The CFTC lawsuit details how the firm allegedly offered unregistered commodity derivatives to American customers.
The Commodity Futures Trading Commision has sued Binance, the world’s largest cryptocurrency exchange by volume, and its CEO Changpeng Zhao, alleging that the company offered the sale of unregistered derivatives to customers in the United States.
The lawsuit alleges several transgressions against CFTC regulation, including the “offering, entering into, confirming the execution of, or otherwise dealing in, off-exchange commodity futures transactions,” “operating a facility for the trading or processing of swaps without being registered as a swap execution facility (“SEF”) or designated as a contract market,” “failing to diligently supervise Binance’s activities relating to the conduct that subjects Binance to Commission registration requirements,” and “failing to implement an effective customer information program and to otherwise comply with applicable provisions of the Bank Secrecy Act.”

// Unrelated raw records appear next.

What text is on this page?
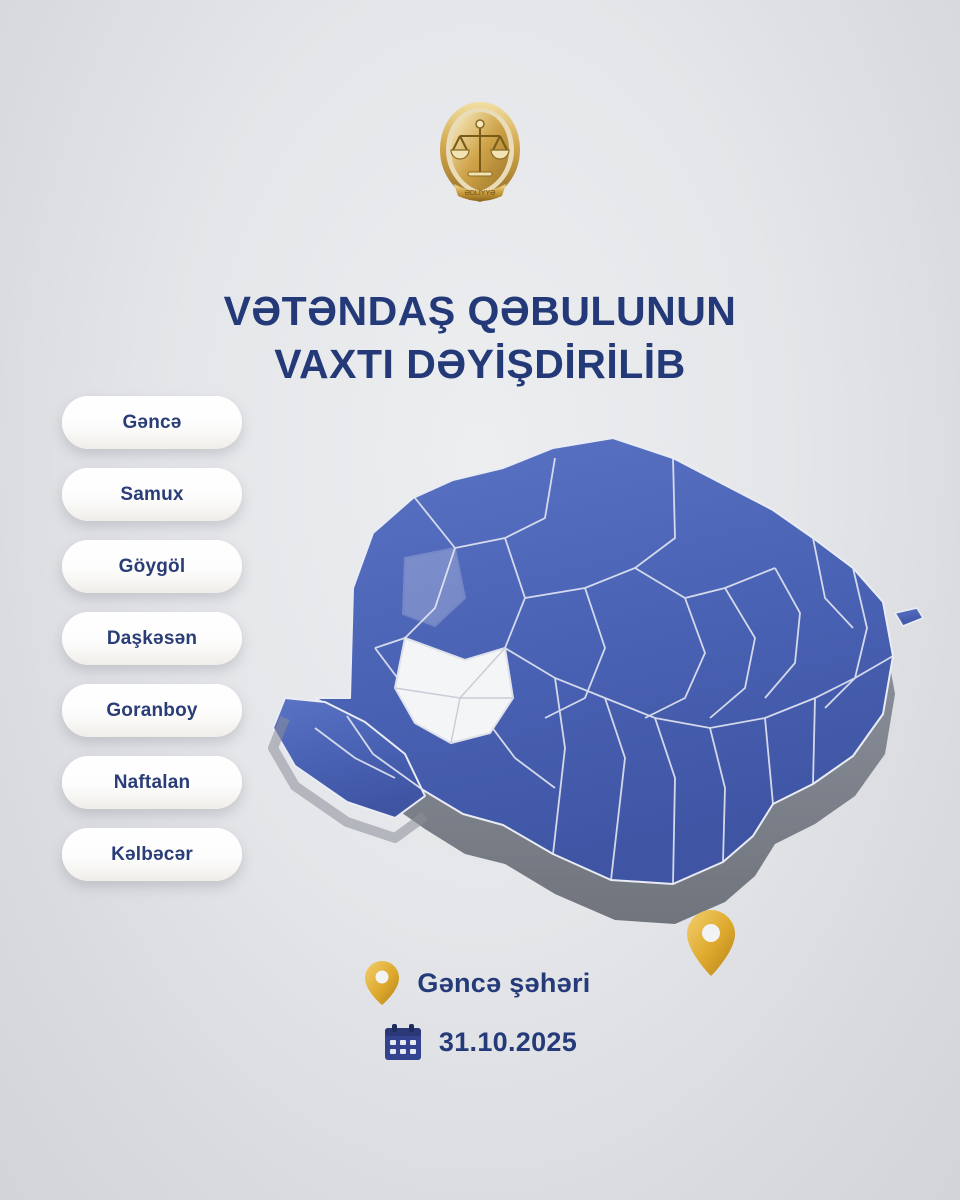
ƏDLİYYƏ
VƏTƏNDAŞ QƏBULUNUN
VAXTI DƏYİŞDİRİLİB
Gəncə
Samux
Göygöl
Daşkəsən
Goranboy
Naftalan
Kəlbəcər
Gəncə şəhəri
31.10.2025
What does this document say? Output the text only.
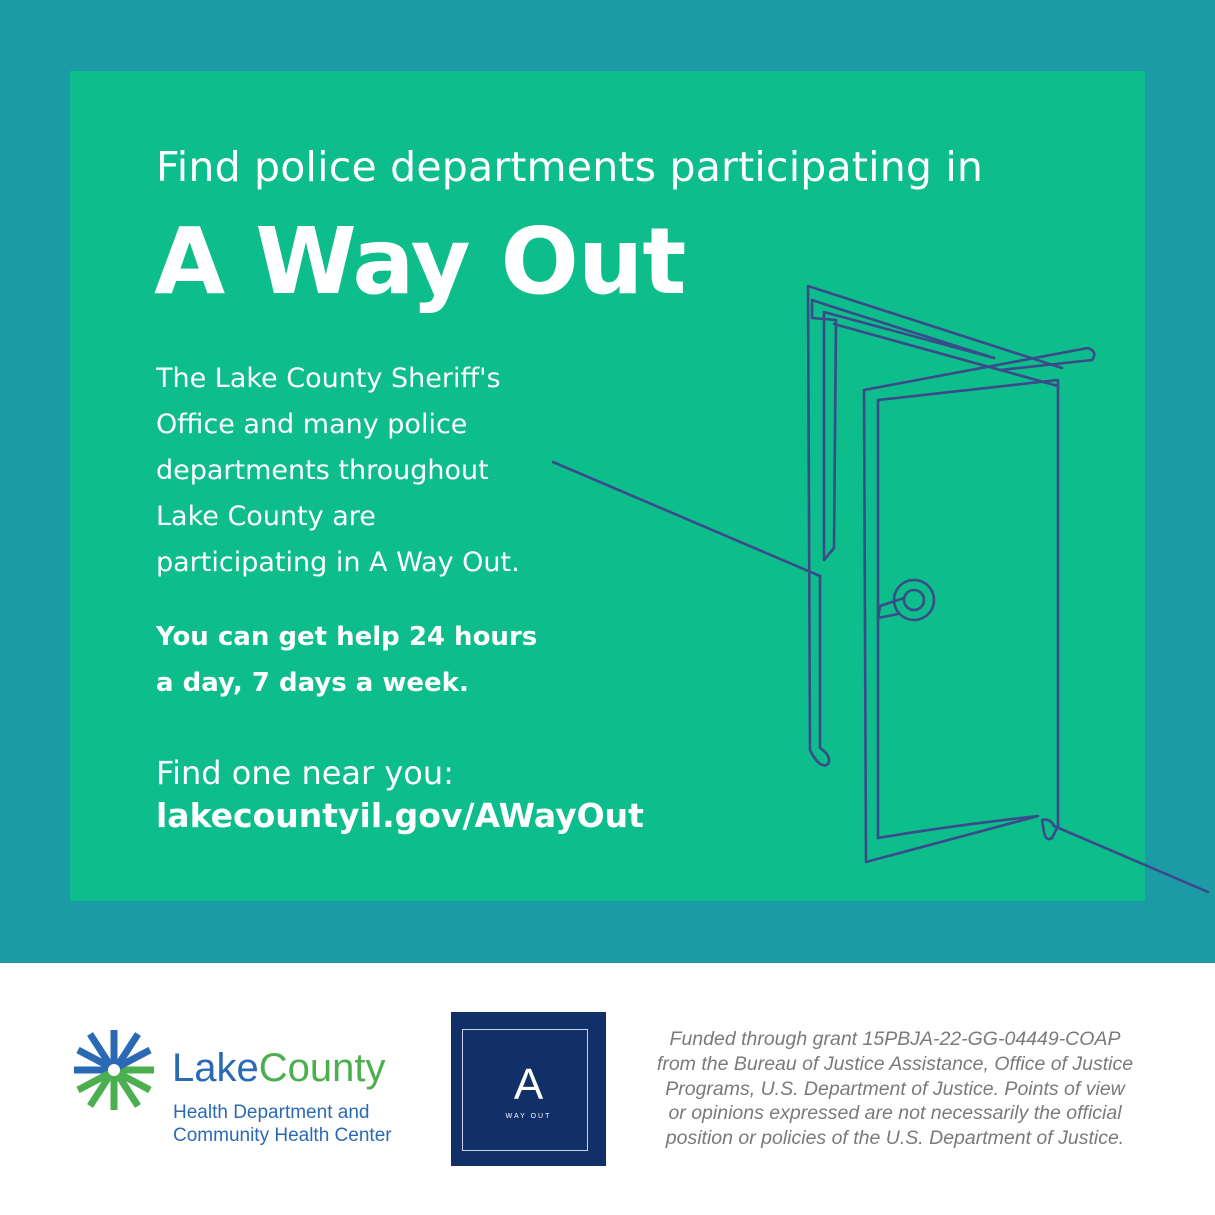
Find police departments participating in
A Way Out
The Lake County Sheriff's
Office and many police
departments throughout
Lake County are
participating in A Way Out.
You can get help 24 hours
a day, 7 days a week.
Find one near you:
lakecountyil.gov/AWayOut
LakeCounty
Health Department and
Community Health Center
A
WAY OUT
Funded through grant 15PBJA-22-GG-04449-COAP
from the Bureau of Justice Assistance, Office of Justice
Programs, U.S. Department of Justice. Points of view
or opinions expressed are not necessarily the official
position or policies of the U.S. Department of Justice.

These violations, amongst others, were hidden within the operations of the company, which the lawsuit alleges was “designed to obscure the ownership, control, and location of the Binance platform.”
According to the lawsuit, the court must hold Binance accountable, otherwise Binance is “likely to continue to engage in the acts and practices alleged in this complaint and similar acts and practices.”
The lawsuit featured alleged internal Signal messages which indicate that the company knew of its wrongdoings and encouraged the practices within the platform.
2023 has held great regulatory challenges for Binance; in January, U.S. Senators launched an investigation into alleged criminal activity the platform participated in. In addition, the DOJ confirmed that it was split on its decision of whether to charge Binance and its executives, with reports stating that DOJ officials had discussed possible plea deals with Binance’s attorneys.
It seems, however, that it was simply a matter of time before Binance was charged by some regulatory entity. The SEC has recently stated its position that cryptocurrencies outside of bitcoin are securities, with a bulletin warning recently posted describing that “those offering crypto asset investments or services may not be complying with applicable law, including federal securities laws.” In a rather timely fashion, SEC Chair Gary Gensler today reiterated that “investors in the crypto markets are putting their assets at risk in a highly speculative asset class.”
Previously, Gensler commented that “everything other than Bitcoin is a security,” at least quelling fears that Bitcoin may be looped into potentially coming regulation.